Nils : De nouvelles mesures vont-elles être appliquées au Royaume-Uni en plus de celles déjà mises en place après l’attaque de Manchester ?

Philippe Bernard : Le déploiement de policiers armés va être amplifié, mais le niveau d’alerte antiterroriste a été maintenu au niveau « severe » (« grave » ; quatrième des cinq échelons dans l’ordre croissant de gravité). Juste après l’attentat de Manchester, il avait été porté pendant quarante-huit heures au niveau « critique », le niveau le plus élevé.

Diadorim : La politique sécuritaire était-elle au cœur de la campagne ? Y a-t’il une « union sacrée » ?

Philippe Bernard : Elle ne l’était nullement jusqu’à l’attentat du London Bridge. Même l’attaque à la sortie d’un concert à Manchester, le 22 mai, n’avait pas produit cet effet. Mais il semble que les choses changent depuis samedi soir. Dans son discours solennel devant le 10 Downing Street dimanche matin, Theresa May a annoncé que la campagne électorale était suspendue jusqu’à lundi, mais son discours lui-même avait une forte teneur électorale. « Cela suffit, les choses doivent changer », a déclaré la première ministre en annonçant un durcissement de la politique de prévention et de répression de l’islamisme, des peines aggravées en matière de terrorisme et des mesures visant les réseaux sociaux diffusant des messages de haine. En face, le leader du Labour, Jeremy Corbyn, met en cause la complaisance de Mme May envers l’Arabie saoudite, accusée de financer le djihadisme, ainsi que les mesures d’austérité qui se sont traduites par la suppression de vingt mille postes de policier. « May veut protéger le public au rabais », a-t-il affirmé.

Locrie : Est-ce que le Brexit qui approche pourrait freiner la coopération entre les polices européennes et l’Angleterre en matière d’antiterrorisme ?

Philippe Bernard : Les discussions sur le Brexit entre Londres et les Vingt-Sept doivent effectivement débuter le 19 juin à Bruxelles. La coopération entre les services de police et de renseignement ne dépend pas de l’Union européenne (UE) et n’est donc pas remise en cause par le Brexit. Mais le divorce d’avec l’UE risque de priver les Britanniques de trois instruments essentiels : Europol (un office de police criminelle qui facilite l’échange de renseignements entre les polices nationales au sein de l’UE) ; le mandat d’arrêt européen ; et l’accès au service d’information Schengen (un fichier informatique où les différents services de sécurité peuvent consulter ou enregistrer des informations sur des personnes ou des objets). Mais les Européens ont, eux aussi, à perdre du départ des Britanniques, qui fournissent de nombreux renseignements. Theresa May le sait et elle négociera pied à pied sur ce point, tentant de monnayer les renseignements britanniques contre d’autres avantages, commerciaux par exemple.

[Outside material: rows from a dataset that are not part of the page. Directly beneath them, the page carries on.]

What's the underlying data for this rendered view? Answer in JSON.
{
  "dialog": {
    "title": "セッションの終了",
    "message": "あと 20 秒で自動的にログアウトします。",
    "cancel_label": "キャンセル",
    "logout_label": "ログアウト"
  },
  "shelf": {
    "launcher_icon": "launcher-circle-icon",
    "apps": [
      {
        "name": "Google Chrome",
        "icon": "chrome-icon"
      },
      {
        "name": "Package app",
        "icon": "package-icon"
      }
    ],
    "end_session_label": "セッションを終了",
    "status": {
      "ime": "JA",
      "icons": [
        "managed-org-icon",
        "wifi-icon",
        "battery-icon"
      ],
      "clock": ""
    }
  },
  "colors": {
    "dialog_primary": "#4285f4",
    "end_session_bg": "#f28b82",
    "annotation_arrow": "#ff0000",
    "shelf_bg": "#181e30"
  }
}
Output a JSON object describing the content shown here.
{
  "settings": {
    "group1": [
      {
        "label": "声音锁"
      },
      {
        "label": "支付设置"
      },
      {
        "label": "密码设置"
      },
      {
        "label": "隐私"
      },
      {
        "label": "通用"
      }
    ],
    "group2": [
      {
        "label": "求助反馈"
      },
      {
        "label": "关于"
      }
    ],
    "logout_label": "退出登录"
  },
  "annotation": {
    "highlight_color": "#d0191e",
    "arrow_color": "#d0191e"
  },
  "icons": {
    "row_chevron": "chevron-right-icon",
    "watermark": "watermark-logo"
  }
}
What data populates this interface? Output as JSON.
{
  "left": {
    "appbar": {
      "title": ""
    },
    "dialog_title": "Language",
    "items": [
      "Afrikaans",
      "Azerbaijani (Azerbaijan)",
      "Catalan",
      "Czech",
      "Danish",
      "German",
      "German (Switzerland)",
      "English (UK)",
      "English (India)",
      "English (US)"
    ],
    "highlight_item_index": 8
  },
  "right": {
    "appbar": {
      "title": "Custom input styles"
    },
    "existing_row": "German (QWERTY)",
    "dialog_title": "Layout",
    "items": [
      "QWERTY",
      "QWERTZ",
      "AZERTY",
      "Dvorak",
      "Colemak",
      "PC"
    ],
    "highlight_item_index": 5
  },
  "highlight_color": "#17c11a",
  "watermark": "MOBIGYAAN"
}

Louis : Les Britanniques pensaient que l’espace Schengen facilitait les attentats en Europe continentale, et Mme May avait même fait de la sécurité une monnaie d’échange pour les négociations avec l’UE sur le Brexit. Les récentes attaques terroristes sont-elles de nature à faire changer leurs vues sur l’Europe, voire même sur le Brexit ?

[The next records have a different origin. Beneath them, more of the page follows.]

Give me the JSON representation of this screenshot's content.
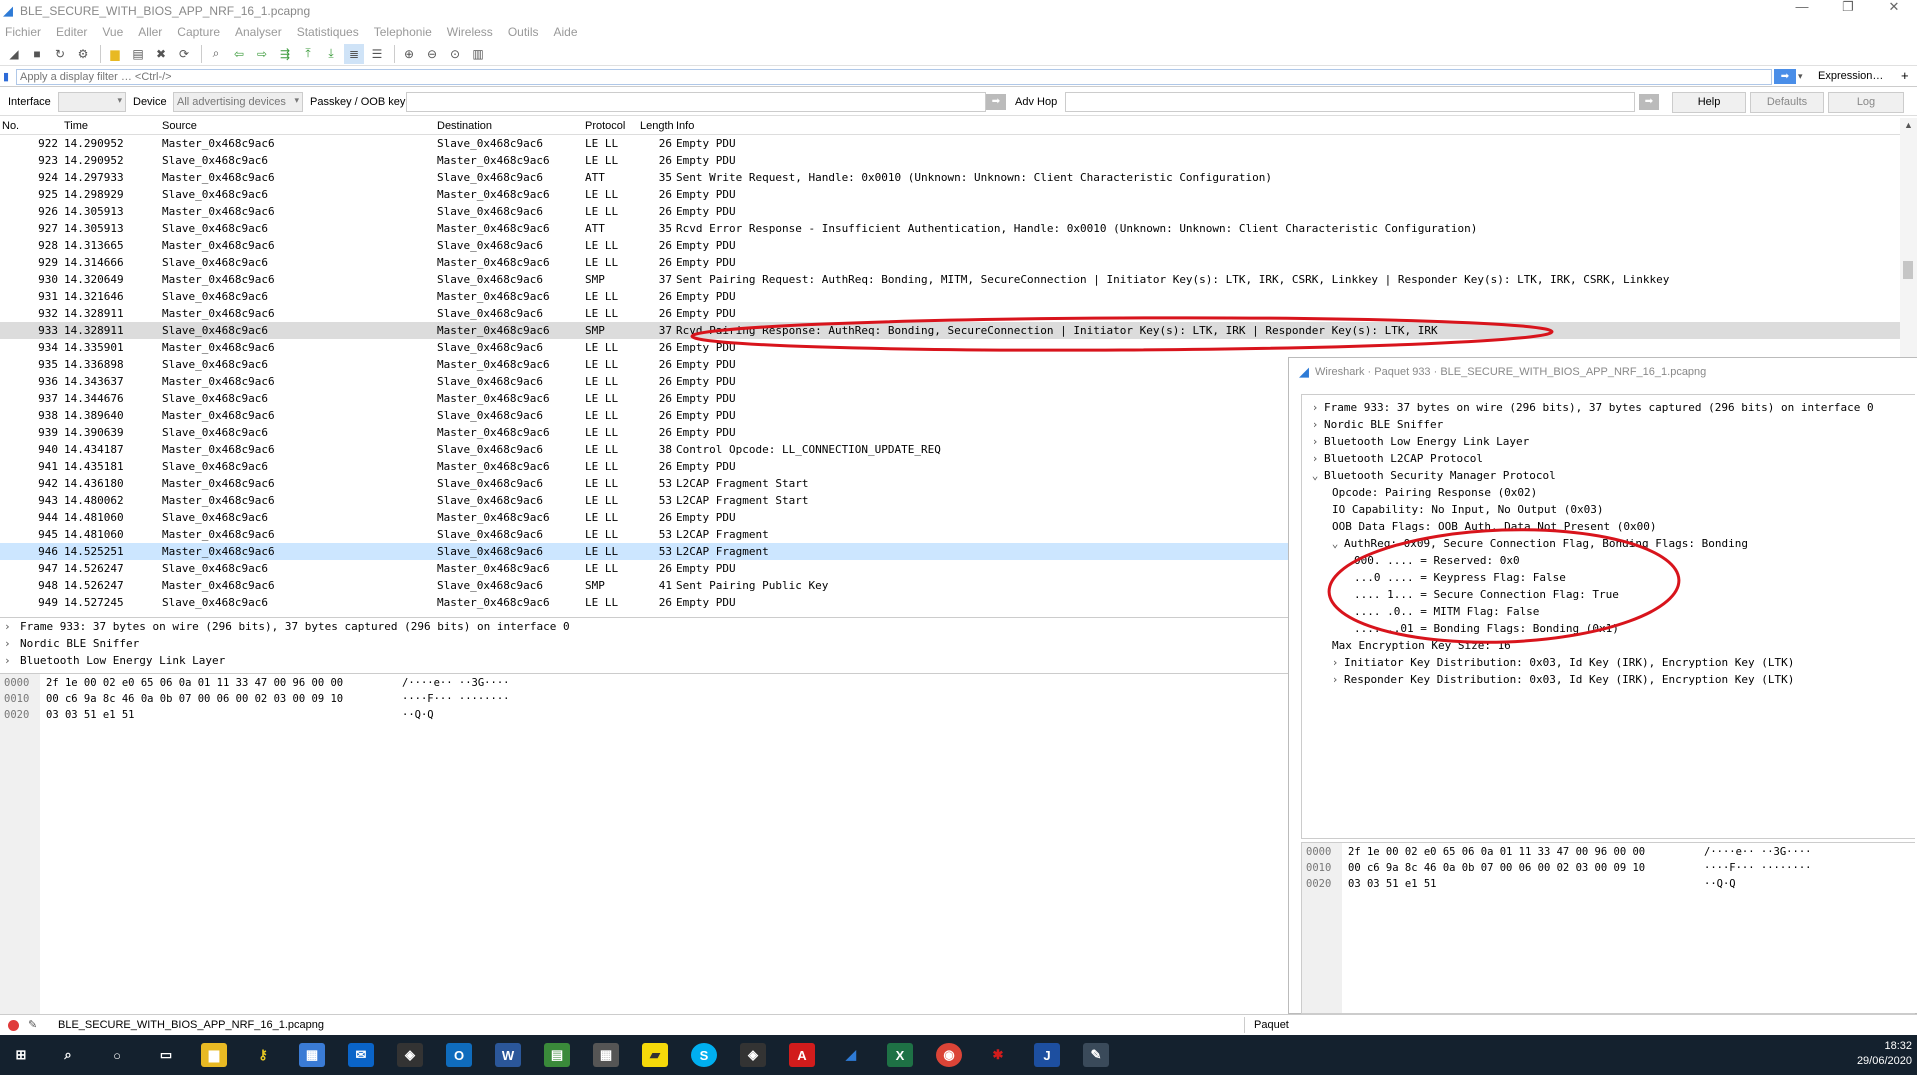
{
  "window": {
    "title": "BLE_SECURE_WITH_BIOS_APP_NRF_16_1.pcapng",
    "minimize": "—",
    "restore": "❐",
    "close": "✕"
  },
  "menu": [
    "Fichier",
    "Editer",
    "Vue",
    "Aller",
    "Capture",
    "Analyser",
    "Statistiques",
    "Telephonie",
    "Wireless",
    "Outils",
    "Aide"
  ],
  "filter": {
    "placeholder": "Apply a display filter … <Ctrl-/>",
    "expression": "Expression…",
    "plus": "+"
  },
  "ifbar": {
    "interface_label": "Interface",
    "device_label": "Device",
    "device_value": "All advertising devices",
    "passkey_label": "Passkey / OOB key",
    "advhop_label": "Adv Hop",
    "help": "Help",
    "defaults": "Defaults",
    "log": "Log"
  },
  "columns": {
    "no": "No.",
    "time": "Time",
    "source": "Source",
    "destination": "Destination",
    "protocol": "Protocol",
    "length": "Length",
    "info": "Info"
  },
  "packets": [
    {
      "no": "922",
      "time": "14.290952",
      "src": "Master_0x468c9ac6",
      "dst": "Slave_0x468c9ac6",
      "proto": "LE LL",
      "len": "26",
      "info": "Empty PDU"
    },
    {
      "no": "923",
      "time": "14.290952",
      "src": "Slave_0x468c9ac6",
      "dst": "Master_0x468c9ac6",
      "proto": "LE LL",
      "len": "26",
      "info": "Empty PDU"
    },
    {
      "no": "924",
      "time": "14.297933",
      "src": "Master_0x468c9ac6",
      "dst": "Slave_0x468c9ac6",
      "proto": "ATT",
      "len": "35",
      "info": "Sent Write Request, Handle: 0x0010 (Unknown: Unknown: Client Characteristic Configuration)"
    },
    {
      "no": "925",
      "time": "14.298929",
      "src": "Slave_0x468c9ac6",
      "dst": "Master_0x468c9ac6",
      "proto": "LE LL",
      "len": "26",
      "info": "Empty PDU"
    },
    {
      "no": "926",
      "time": "14.305913",
      "src": "Master_0x468c9ac6",
      "dst": "Slave_0x468c9ac6",
      "proto": "LE LL",
      "len": "26",
      "info": "Empty PDU"
    },
    {
      "no": "927",
      "time": "14.305913",
      "src": "Slave_0x468c9ac6",
      "dst": "Master_0x468c9ac6",
      "proto": "ATT",
      "len": "35",
      "info": "Rcvd Error Response - Insufficient Authentication, Handle: 0x0010 (Unknown: Unknown: Client Characteristic Configuration)"
    },
    {
      "no": "928",
      "time": "14.313665",
      "src": "Master_0x468c9ac6",
      "dst": "Slave_0x468c9ac6",
      "proto": "LE LL",
      "len": "26",
      "info": "Empty PDU"
    },
    {
      "no": "929",
      "time": "14.314666",
      "src": "Slave_0x468c9ac6",
      "dst": "Master_0x468c9ac6",
      "proto": "LE LL",
      "len": "26",
      "info": "Empty PDU"
    },
    {
      "no": "930",
      "time": "14.320649",
      "src": "Master_0x468c9ac6",
      "dst": "Slave_0x468c9ac6",
      "proto": "SMP",
      "len": "37",
      "info": "Sent Pairing Request: AuthReq: Bonding, MITM, SecureConnection | Initiator Key(s): LTK, IRK, CSRK, Linkkey | Responder Key(s): LTK, IRK, CSRK, Linkkey"
    },
    {
      "no": "931",
      "time": "14.321646",
      "src": "Slave_0x468c9ac6",
      "dst": "Master_0x468c9ac6",
      "proto": "LE LL",
      "len": "26",
      "info": "Empty PDU"
    },
    {
      "no": "932",
      "time": "14.328911",
      "src": "Master_0x468c9ac6",
      "dst": "Slave_0x468c9ac6",
      "proto": "LE LL",
      "len": "26",
      "info": "Empty PDU"
    },
    {
      "no": "933",
      "time": "14.328911",
      "src": "Slave_0x468c9ac6",
      "dst": "Master_0x468c9ac6",
      "proto": "SMP",
      "len": "37",
      "info": "Rcvd Pairing Response: AuthReq: Bonding, SecureConnection | Initiator Key(s): LTK, IRK | Responder Key(s): LTK, IRK"
    },
    {
      "no": "934",
      "time": "14.335901",
      "src": "Master_0x468c9ac6",
      "dst": "Slave_0x468c9ac6",
      "proto": "LE LL",
      "len": "26",
      "info": "Empty PDU"
    },
    {
      "no": "935",
      "time": "14.336898",
      "src": "Slave_0x468c9ac6",
      "dst": "Master_0x468c9ac6",
      "proto": "LE LL",
      "len": "26",
      "info": "Empty PDU"
    },
    {
      "no": "936",
      "time": "14.343637",
      "src": "Master_0x468c9ac6",
      "dst": "Slave_0x468c9ac6",
      "proto": "LE LL",
      "len": "26",
      "info": "Empty PDU"
    },
    {
      "no": "937",
      "time": "14.344676",
      "src": "Slave_0x468c9ac6",
      "dst": "Master_0x468c9ac6",
      "proto": "LE LL",
      "len": "26",
      "info": "Empty PDU"
    },
    {
      "no": "938",
      "time": "14.389640",
      "src": "Master_0x468c9ac6",
      "dst": "Slave_0x468c9ac6",
      "proto": "LE LL",
      "len": "26",
      "info": "Empty PDU"
    },
    {
      "no": "939",
      "time": "14.390639",
      "src": "Slave_0x468c9ac6",
      "dst": "Master_0x468c9ac6",
      "proto": "LE LL",
      "len": "26",
      "info": "Empty PDU"
    },
    {
      "no": "940",
      "time": "14.434187",
      "src": "Master_0x468c9ac6",
      "dst": "Slave_0x468c9ac6",
      "proto": "LE LL",
      "len": "38",
      "info": "Control Opcode: LL_CONNECTION_UPDATE_REQ"
    },
    {
      "no": "941",
      "time": "14.435181",
      "src": "Slave_0x468c9ac6",
      "dst": "Master_0x468c9ac6",
      "proto": "LE LL",
      "len": "26",
      "info": "Empty PDU"
    },
    {
      "no": "942",
      "time": "14.436180",
      "src": "Master_0x468c9ac6",
      "dst": "Slave_0x468c9ac6",
      "proto": "LE LL",
      "len": "53",
      "info": "L2CAP Fragment Start"
    },
    {
      "no": "943",
      "time": "14.480062",
      "src": "Master_0x468c9ac6",
      "dst": "Slave_0x468c9ac6",
      "proto": "LE LL",
      "len": "53",
      "info": "L2CAP Fragment Start"
    },
    {
      "no": "944",
      "time": "14.481060",
      "src": "Slave_0x468c9ac6",
      "dst": "Master_0x468c9ac6",
      "proto": "LE LL",
      "len": "26",
      "info": "Empty PDU"
    },
    {
      "no": "945",
      "time": "14.481060",
      "src": "Master_0x468c9ac6",
      "dst": "Slave_0x468c9ac6",
      "proto": "LE LL",
      "len": "53",
      "info": "L2CAP Fragment"
    },
    {
      "no": "946",
      "time": "14.525251",
      "src": "Master_0x468c9ac6",
      "dst": "Slave_0x468c9ac6",
      "proto": "LE LL",
      "len": "53",
      "info": "L2CAP Fragment"
    },
    {
      "no": "947",
      "time": "14.526247",
      "src": "Slave_0x468c9ac6",
      "dst": "Master_0x468c9ac6",
      "proto": "LE LL",
      "len": "26",
      "info": "Empty PDU"
    },
    {
      "no": "948",
      "time": "14.526247",
      "src": "Master_0x468c9ac6",
      "dst": "Slave_0x468c9ac6",
      "proto": "SMP",
      "len": "41",
      "info": "Sent Pairing Public Key"
    },
    {
      "no": "949",
      "time": "14.527245",
      "src": "Slave_0x468c9ac6",
      "dst": "Master_0x468c9ac6",
      "proto": "LE LL",
      "len": "26",
      "info": "Empty PDU"
    }
  ],
  "detail": [
    "Frame 933: 37 bytes on wire (296 bits), 37 bytes captured (296 bits) on interface 0",
    "Nordic BLE Sniffer",
    "Bluetooth Low Energy Link Layer"
  ],
  "hex": [
    {
      "off": "0000",
      "hex": "2f 1e 00 02 e0 65 06 0a  01 11 33 47 00 96 00 00",
      "ascii": "/····e·· ··3G····"
    },
    {
      "off": "0010",
      "hex": "00 c6 9a 8c 46 0a 0b 07  00 06 00 02 03 00 09 10",
      "ascii": "····F··· ········"
    },
    {
      "off": "0020",
      "hex": "03 03 51 e1 51",
      "ascii": "··Q·Q"
    }
  ],
  "popup": {
    "title": "Wireshark · Paquet 933 · BLE_SECURE_WITH_BIOS_APP_NRF_16_1.pcapng",
    "tree": [
      {
        "text": "Frame 933: 37 bytes on wire (296 bits), 37 bytes captured (296 bits) on interface 0",
        "chev": "›"
      },
      {
        "text": "Nordic BLE Sniffer",
        "chev": "›"
      },
      {
        "text": "Bluetooth Low Energy Link Layer",
        "chev": "›"
      },
      {
        "text": "Bluetooth L2CAP Protocol",
        "chev": "›"
      },
      {
        "text": "Bluetooth Security Manager Protocol",
        "chev": "⌄"
      },
      {
        "text": "Opcode: Pairing Response (0x02)",
        "chev": ""
      },
      {
        "text": "IO Capability: No Input, No Output (0x03)",
        "chev": ""
      },
      {
        "text": "OOB Data Flags: OOB Auth. Data Not Present (0x00)",
        "chev": ""
      },
      {
        "text": "AuthReq: 0x09, Secure Connection Flag, Bonding Flags: Bonding",
        "chev": "⌄"
      },
      {
        "text": "000. .... = Reserved: 0x0",
        "chev": ""
      },
      {
        "text": "...0 .... = Keypress Flag: False",
        "chev": ""
      },
      {
        "text": ".... 1... = Secure Connection Flag: True",
        "chev": ""
      },
      {
        "text": ".... .0.. = MITM Flag: False",
        "chev": ""
      },
      {
        "text": ".... ..01 = Bonding Flags: Bonding (0x1)",
        "chev": ""
      },
      {
        "text": "Max Encryption Key Size: 16",
        "chev": ""
      },
      {
        "text": "Initiator Key Distribution: 0x03, Id Key (IRK), Encryption Key (LTK)",
        "chev": "›"
      },
      {
        "text": "Responder Key Distribution: 0x03, Id Key (IRK), Encryption Key (LTK)",
        "chev": "›"
      }
    ]
  },
  "status": {
    "file": "BLE_SECURE_WITH_BIOS_APP_NRF_16_1.pcapng",
    "paquet": "Paquet"
  },
  "taskbar": {
    "time": "18:32",
    "date": "29/06/2020"
  },
  "colors": {
    "annotation": "#d8141c",
    "selection": "#dcdcdc",
    "highlight": "#cce6ff"
  }
}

Philippe Bernard : C’est une question politique essentielle. Lorsque les attentats visaient seulement le « continent » (France, Belgique, Allemagne, etc.), la plupart des Britanniques y voyaient la confirmation de la déchéance du projet européen et de son « espace sans frontières ». Ils se pensaient protégés par leur non-appartenance à l’espace Schengen (accords sur la libre circulation des personnes entre les Etats signataires), par l’insularité et par l’excellence de leurs services de renseignement. Cette rhétorique a largement nourri le vote en faveur du Brexit. Aujourd’hui, la réalité s’impose et chacun peut voir qu’il n’en est rien. Mais le lien entre Brexit et lutte contre le terrorisme reste absent de la campagne électorale pour les législatives du 8 juin, car aucun des protagonistes n’a intérêt à le soulever. Theresa May prône un hard Brexit (un « Brexit dur ») qui risque précisément d’affaiblir l’antiterrorisme. Son adversaire du Labour Jeremy Corbyn cherche, quant à lui, à parler le moins possible du Brexit, qui divise profondément ses électeurs. Il préfère dénoncer l’austérité et les dysfonctionnements des services publics, comme les écoles ou les hôpitaux.

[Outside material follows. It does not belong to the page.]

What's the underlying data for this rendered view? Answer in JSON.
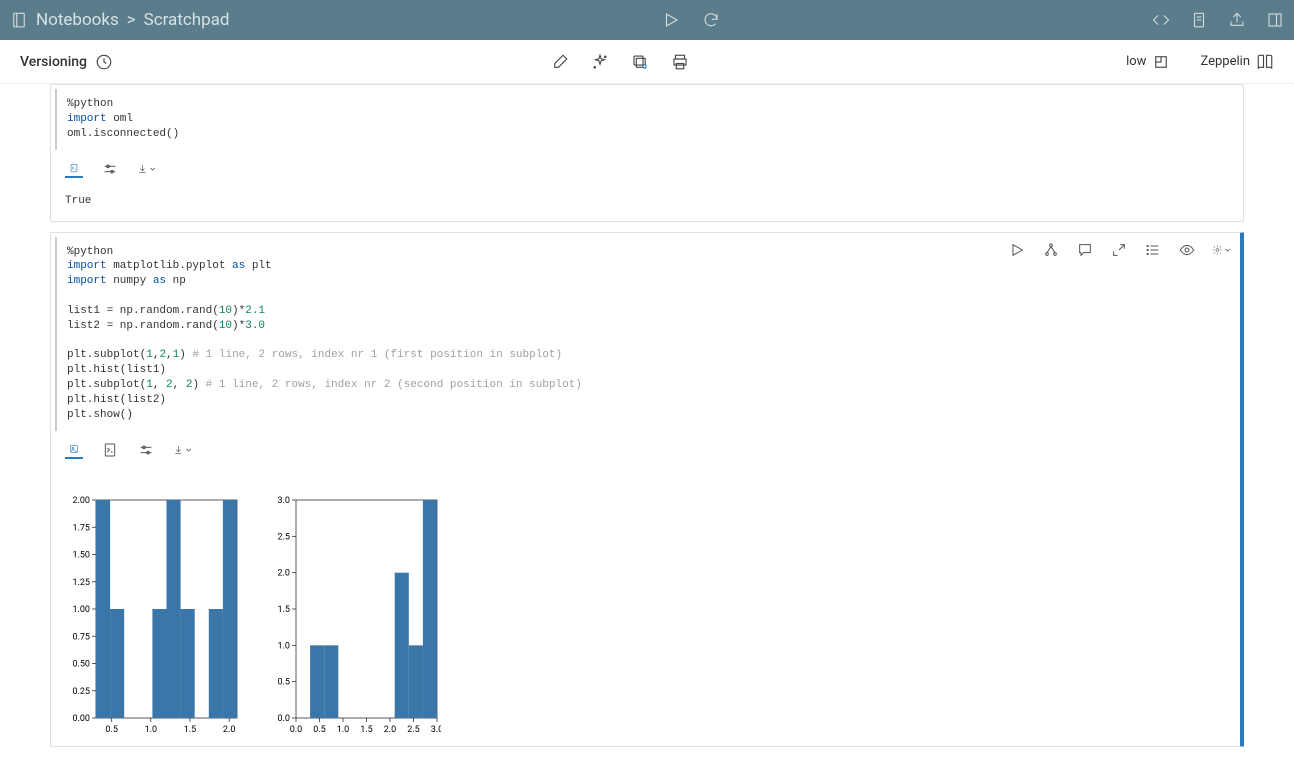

Lucille : Certains commentaires pointent la politique communautariste anglo-saxonne comme étant en partie responsable de la recrudescence des attentats. Y a-t-il une réelle différence entre la politique d’immigration au Royaume-Uni et en France ? Quid du reste de l’Europe ?

Philippe Bernard : Vous faites allusion à la politique d’intégration (« le vivre-ensemble ») plutôt qu’à l’immigration (gestion des flux d’entrées et de sorties). Le Royaume-Uni est effectivement très différent de la France sur ce point, notamment parce que la laïcité n’y existe pas. La reine, chef de l’Etat, est aussi la chef de l’Eglise anglicane. Les « communautés » ethniques et/ou religieuses sont organisées, et cette organisation est reconnue. Les statistiques par origine et couleur de peau sont d’ailleurs autorisées. Les différentes communautés peuvent vivre de façon relativement autonome, et le respect à leur égard est enseigné dans les écoles. Cela favorise la réussite économique dans une certaine mesure, mais enferme également souvent les gens dans des identités étriquées.

JmeX : Que pensez-vous de l’attitude de Donald Trump, qui profite de l’attentat de Londres pour promouvoir son Travel ban (« décret migratoire »), pester contre le contrôle des armes et s’attaquer au maire de Londres ?

Philippe Bernard : Fidèle à ses provocations et à ses amalgames malhonnêtes, le président américain s’en est pris dans un tweet à Sadiq Khan, le maire de Londres, qui est de culture musulmane, mais que M. Trump cherche probablement à assimiler négativement à l’islam. M. Trump l’a accusé de complaisance à l’égard du terrorisme après l’attentat de samedi en sortant de son contexte une phrase du maire selon laquelle il n’y a « pas lieu de s’alarmer ». En réalité, après avoir solennellement condamné la « lâcheté » des terroristes, Sadiq Khan avait cherché à rassurer les habitants et les touristes en annonçant le déploiement de policiers armés. « Il n’y a pas de raison d’être inquiet. Nous [Londres] sommes la ville globale la plus sûre du monde », a-t-il déclaré.